CellSight Technologies Incorporated, San Francisco, California; and
CellSight Technologies Incorporated, San Francisco, California; and.
J Nucl Med. 2021 Jun 1;62(6):802-807. doi: 10.2967/jnumed.120.249078. Epub 2020 Nov 6.
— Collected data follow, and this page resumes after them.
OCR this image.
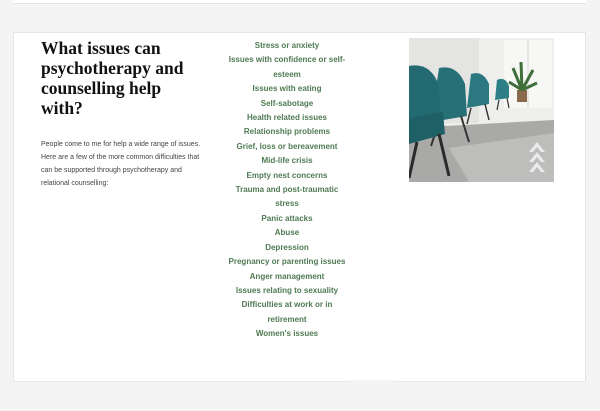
What issues can psychotherapy and counselling help with?

People come to me for help a wide range of issues. Here are a few of the more common difficulties that can be supported through psychotherapy and relational counselling:

Stress or anxiety
Issues with confidence or self-esteem
Issues with eating
Self-sabotage
Health related issues
Relationship problems
Grief, loss or bereavement
Mid-life crisis
Empty nest concerns
Trauma and post-traumatic stress
Panic attacks
Abuse
Depression
Pregnancy or parenting issues
Anger management
Issues relating to sexuality
Difficulties at work or in retirement
Women's issues
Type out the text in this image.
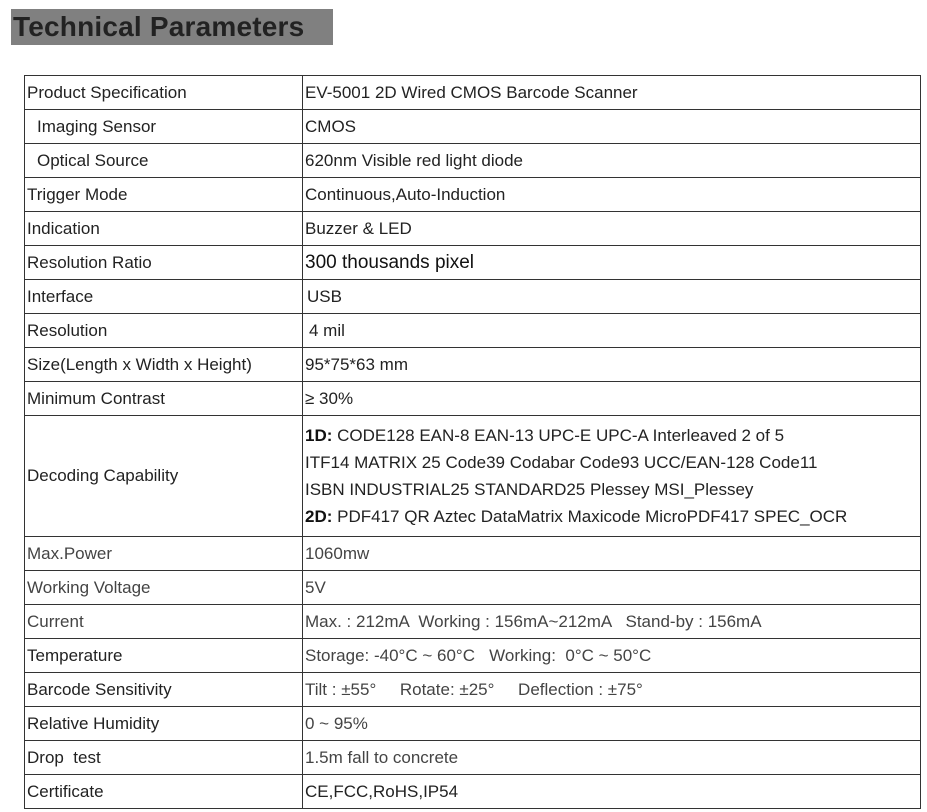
Technical Parameters
Product Specification	EV-5001 2D Wired CMOS Barcode Scanner
Imaging Sensor	CMOS
Optical Source	620nm Visible red light diode
Trigger Mode	Continuous,Auto-Induction
Indication	Buzzer & LED
Resolution Ratio	300 thousands pixel
Interface	USB
Resolution	4 mil
Size(Length x Width x Height)	95*75*63 mm
Minimum Contrast	≥ 30%
Decoding Capability	1D: CODE128 EAN-8 EAN-13 UPC-E UPC-A Interleaved 2 of 5
ITF14 MATRIX 25 Code39 Codabar Code93 UCC/EAN-128 Code11
ISBN INDUSTRIAL25 STANDARD25 Plessey MSI_Plessey
2D: PDF417 QR Aztec DataMatrix Maxicode MicroPDF417 SPEC_OCR

Max.Power	1060mw
Working Voltage	5V
Current	Max. : 212mA  Working : 156mA~212mA   Stand-by : 156mA
Temperature	Storage: -40°C ~ 60°C   Working:  0°C ~ 50°C
Barcode Sensitivity	Tilt : ±55°     Rotate: ±25°     Deflection : ±75°
Relative Humidity	0 ~ 95%
Drop  test	1.5m fall to concrete
Certificate	CE,FCC,RoHS,IP54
Most clinical trials exploring various combinations of chemo- and immunotherapy rely on serial biopsy to provide information on immune response. The aim of this study was to assess the value of F-arabinosyl guanine (F-AraG) as a noninvasive tool that profiles tumors on the basis of the key player in adaptive antitumor response, CD8+ cells, and evaluates the immunomodulatory effects of chemotherapy. To evaluate the ability of F-AraG to report on the presence of CD8+ cells within the tumor microenvironment, we imaged a panel of syngeneic tumor models (MC38, CT26, LLC, A9F1, 4T1, and B16F10) and correlated the signal intensity with the number of lymphocytes found in the tumors. The capacity of F-AraG to detect immunomodulatory effects of chemotherapy was determined by longitudinal imaging of tumor-bearing mice (MC38 and A9F1) undergoing 2 types of chemotherapy: oxaliplatin/cyclophosphamide, shown to induce immunogenic cell death, and paclitaxel/carboplatin, reported to cause immunogenically silent tumor cell death. In the tumor panel, F-AraG revealed strikingly different uptake patterns resembling cancer-immune phenotypes observed in the clinic. A statistically significant correlation was found between the F-AraG signal and the number of PD-1-positive CD8+ cells isolated from the tumors ( = 0.528, < 0.0001). In the MC38 model, paclitaxel/carboplatin did not result in an appreciable change in signal after therapy (1.69 ± 0.25 vs. 1.50 ± 0.33 percentage injected dose per gram), but oxaliplatin/cyclophosphamide treatment led to close to a 2.4-fold higher F-AraG signal (1.20 ± 0.31 vs. 2.84 ± 0.93 percentage injected dose per gram). The statistically significant increase in signal after oxaliplatin/cyclophosphamide was also observed in the A9F1 model (0.95 ± 0.36 vs. 1.99 ± 0.54 percentage injected dose per gram). The ability of F-AraG PET to assess the location and function of CD8+ cells, as well immune activity within tumors after immune priming therapy, warrants further investigation into its utility for patient selection, evaluation of optimal time to deliver immunotherapies, and assessment of combinatorial therapies.
大多数探索化疗和免疫治疗各种组合的临床试验都依赖于连续活检,以提供关于免疫反应的信息。本研究的目的是评估 F-阿拉伯呋喃糖基鸟嘌呤 (F-AraG) 作为一种非侵入性工具的价值,该工具基于适应性抗肿瘤反应的关键参与者 CD8+细胞对肿瘤进行分析,并评估化疗的免疫调节作用。为了评估 F-AraG 报告肿瘤微环境中 CD8+细胞存在的能力,我们对一系列同源肿瘤模型(MC38、CT26、LLC、A9F1、4T1 和 B16F10)进行了成像,并将信号强度与肿瘤中发现的淋巴细胞数量相关联。通过对接受 2 种化疗的荷瘤小鼠(MC38 和 A9F1)进行纵向成像,确定了 F-AraG 检测化疗免疫调节作用的能力:奥沙利铂/环磷酰胺,已证明可诱导免疫原性细胞死亡,以及紫杉醇/卡铂,据报道可引起免疫沉默的肿瘤细胞死亡。在肿瘤面板中,F-AraG 揭示了截然不同的摄取模式,类似于临床中观察到的癌症-免疫表型。F-AraG 信号与从肿瘤中分离出的 PD-1 阳性 CD8+细胞数量之间存在显著的相关性(=0.528,<0.0001)。在 MC38 模型中,紫杉醇/卡铂治疗后信号没有明显变化(1.69±0.25 与 1.50±0.33 每克注射剂量百分比),但奥沙利铂/环磷酰胺治疗导致 F-AraG 信号接近 2.4 倍升高(1.20±0.31 与 2.84±0.93 每克注射剂量百分比)。奥沙利铂/环磷酰胺治疗后信号的统计学显著增加也在 A9F1 模型中观察到(0.95±0.36 与 1.99±0.54 每克注射剂量百分比)。F-AraG PET 评估 CD8+细胞的位置和功能以及免疫原性治疗后肿瘤内免疫活性的能力,需要进一步研究其在患者选择、评估最佳免疫治疗时机以及评估联合治疗方面的效用。